It is the creative marriage from which dreams – or more probably nightmares – are made. One of the most celebrated but macabre of modern novelists has fleshed out the story of Scotland’s most terrifying cannibal, Sawney Bean.
Louise Welsh, the author of such dark tales as The Cutting Room and The Bullet Trick, has researched and scripted a new radio documentary about Sawney, the brutal man-eating thug who is said to have terrorised a swathe of South-east Ayrshire for more than 20 years in the late 16th century.
Presenter and subject seem brilliantly matched. Sawney is one of the most enduring myths, partly because people are fascinated by stories of cannibalism, said Welsh. And she should know. The author recently wrote an essay about Sweeney Todd, the demon barber of Fleet Street, and is fast becoming an expert in the field of human-on-human dining.
According to legend, Alexander (‘Sawney’) Bean and his wife lived in Bennane Cave, on the cliffs south of Girvan. From this dark and terrible place, the couple and their children terrorised the local countryside, laying ambushes for travellers whom they robbed and murdered, removing the corpses to their cave where they were dismembered and eaten.
It is said that Sawney was hunted down and brought to trial on the orders of James VI but “there is no paper trail” said Welsh and these supposedly real events are all part of the Sawney legend.
“Like all myths there might a germ of fact in there, but the Sawney Bean story that we know now is a construct. Whatever inspired it has been lost, but the reason it survives is that it speaks to quite elemental things within us, taboos, fears, fascinations with things which might go wrong – and we know that cannibalism from time to time might happen,” she said.
The legend was vivid enough for English cartoonists who used images of Sawney to characterise the Scots, particularly during the 1745 rebellion. However, Welsh believes that the myth had existed in Scotland long before their neighbours latched onto it and said it was more significant that the English had cannibal legends of their own.
“There was a cannibal, like Sawney, who was said to live in Cornwall. The story of Cinderella had an element of cannibalism before the Victorian cleaned it up. It’s fascinating that these myths persist,” said Welsh.
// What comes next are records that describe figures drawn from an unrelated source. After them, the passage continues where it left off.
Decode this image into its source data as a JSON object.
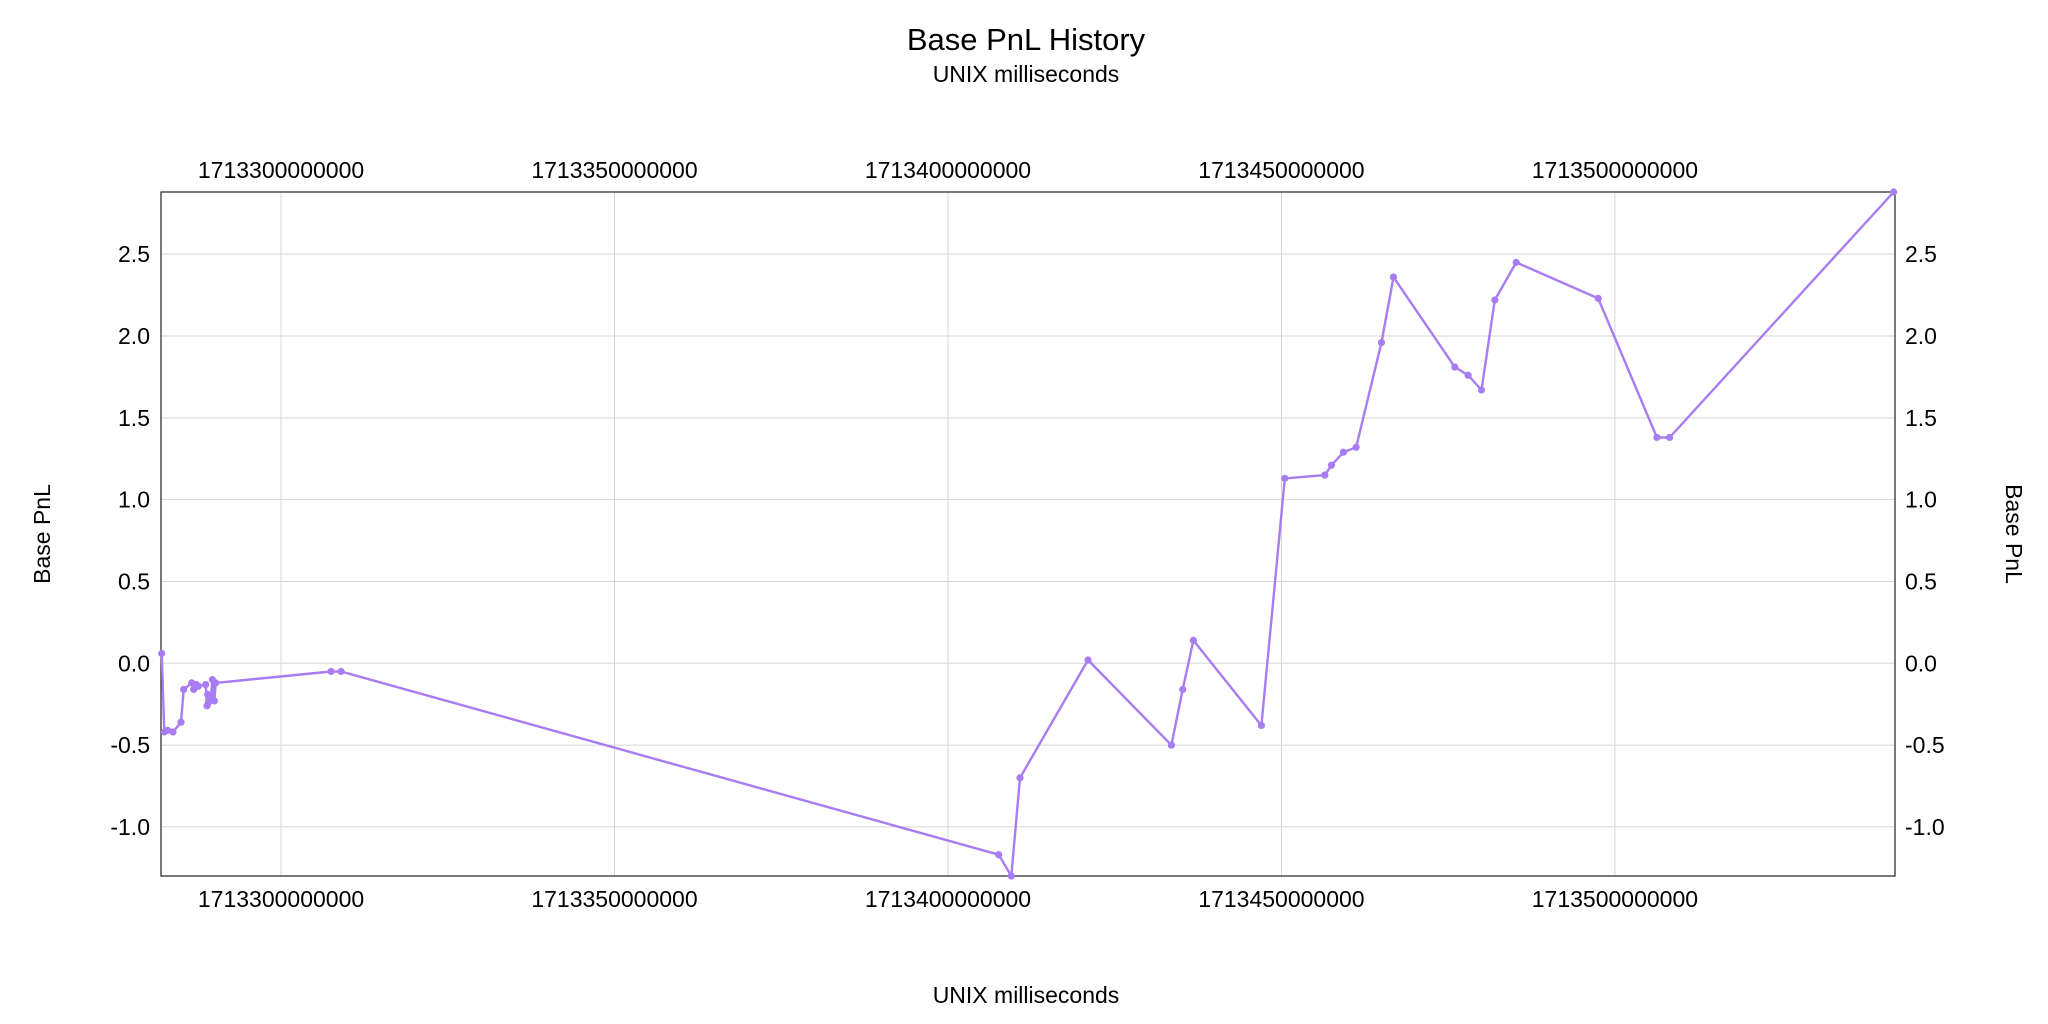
{
  "chart_data": {
    "type": "line",
    "title": "Base PnL History",
    "subtitle": "UNIX milliseconds",
    "xlabel": "UNIX milliseconds",
    "ylabel": "Base PnL",
    "xlim": [
      1713282000000,
      1713542000000
    ],
    "ylim": [
      -1.3,
      2.88
    ],
    "x_ticks": [
      {
        "value": 1713300000000,
        "label": "1713300000000"
      },
      {
        "value": 1713350000000,
        "label": "1713350000000"
      },
      {
        "value": 1713400000000,
        "label": "1713400000000"
      },
      {
        "value": 1713450000000,
        "label": "1713450000000"
      },
      {
        "value": 1713500000000,
        "label": "1713500000000"
      }
    ],
    "y_ticks": [
      {
        "value": -1.0,
        "label": "-1.0"
      },
      {
        "value": -0.5,
        "label": "-0.5"
      },
      {
        "value": 0.0,
        "label": "0.0"
      },
      {
        "value": 0.5,
        "label": "0.5"
      },
      {
        "value": 1.0,
        "label": "1.0"
      },
      {
        "value": 1.5,
        "label": "1.5"
      },
      {
        "value": 2.0,
        "label": "2.0"
      },
      {
        "value": 2.5,
        "label": "2.5"
      }
    ],
    "grid": true,
    "color": "#a87cf2",
    "series": [
      {
        "x": [
          1713282100000,
          1713282500000,
          1713283000000,
          1713283800000,
          1713285000000,
          1713285400000,
          1713286600000,
          1713286900000,
          1713287300000,
          1713287600000,
          1713288700000,
          1713288900000,
          1713289000000,
          1713289100000,
          1713289300000,
          1713289500000,
          1713289700000,
          1713290000000,
          1713290200000,
          1713307500000,
          1713309000000,
          1713407600000,
          1713409500000,
          1713410800000,
          1713421000000,
          1713433500000,
          1713435200000,
          1713436800000,
          1713447000000,
          1713450500000,
          1713456500000,
          1713457500000,
          1713459300000,
          1713461200000,
          1713465000000,
          1713466800000,
          1713476000000,
          1713478000000,
          1713480000000,
          1713482000000,
          1713485200000,
          1713497500000,
          1713506300000,
          1713508200000,
          1713541800000
        ],
        "y": [
          0.06,
          -0.42,
          -0.41,
          -0.42,
          -0.36,
          -0.16,
          -0.12,
          -0.16,
          -0.13,
          -0.14,
          -0.13,
          -0.26,
          -0.19,
          -0.24,
          -0.22,
          -0.2,
          -0.1,
          -0.23,
          -0.12,
          -0.05,
          -0.05,
          -1.17,
          -1.3,
          -0.7,
          0.02,
          -0.5,
          -0.16,
          0.14,
          -0.38,
          1.13,
          1.15,
          1.21,
          1.29,
          1.32,
          1.96,
          2.36,
          1.81,
          1.76,
          1.67,
          2.22,
          2.45,
          2.23,
          1.38,
          1.38,
          2.88
        ]
      }
    ]
  }
}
“Part of this is about breaking taboos, because these sorts of stories are ways of exploring things that we are frightened of. But they also appeal to something quite base in us as well. There is a kind of thrill – I don’t mean that people are sexually excited by cannibalism, but I think there is a thrill from facing our fear.”
Readers and viewers find something cathartic and even pleasurable in stories about cannibalism, she added, which in turn fuels sales of true-life crime stories and builds audiences for films such as Alive – centred on acts of cannibalism among the survivors on an air crash in the Andes in 1972. There was nothing morbid about an interest in these stories, said Welsh.
“I don’t subscribe to the theory that if you watch lots of horror movies then you will go out and commit some kind of outrage. When you get frightened in those kind of ways, endorphins are released – it can be a pleasurable kind of experience. That’s why horror movies are popular – you get frightened in a kind of pleasant way, and there’s a kind of excitement.”
We should be thankful that Sawney did not exist, but not feel too guilty even if we found ourselves laughing at his supposed exploits, said Welsh.
“Sweeney Todd is macabre, but quite funny as well. He puts people into pies, not any old pies, but the most popular pies in London. People enjoy them – they really taste good. There is maybe another fear, that if we tasted it, perhaps we’d like it. When you’re teasing children you say: ‘And the ones that tasted the best were the children’.”
Cannibalism jokes had even found there way into Billy Connolly routine, she noted. “Sawney is Scotland’s version of Robin Hood. He steals from the rich. And then eats them.”
* Case Reopened, BBC Radio Scotland, 1130am, February 4.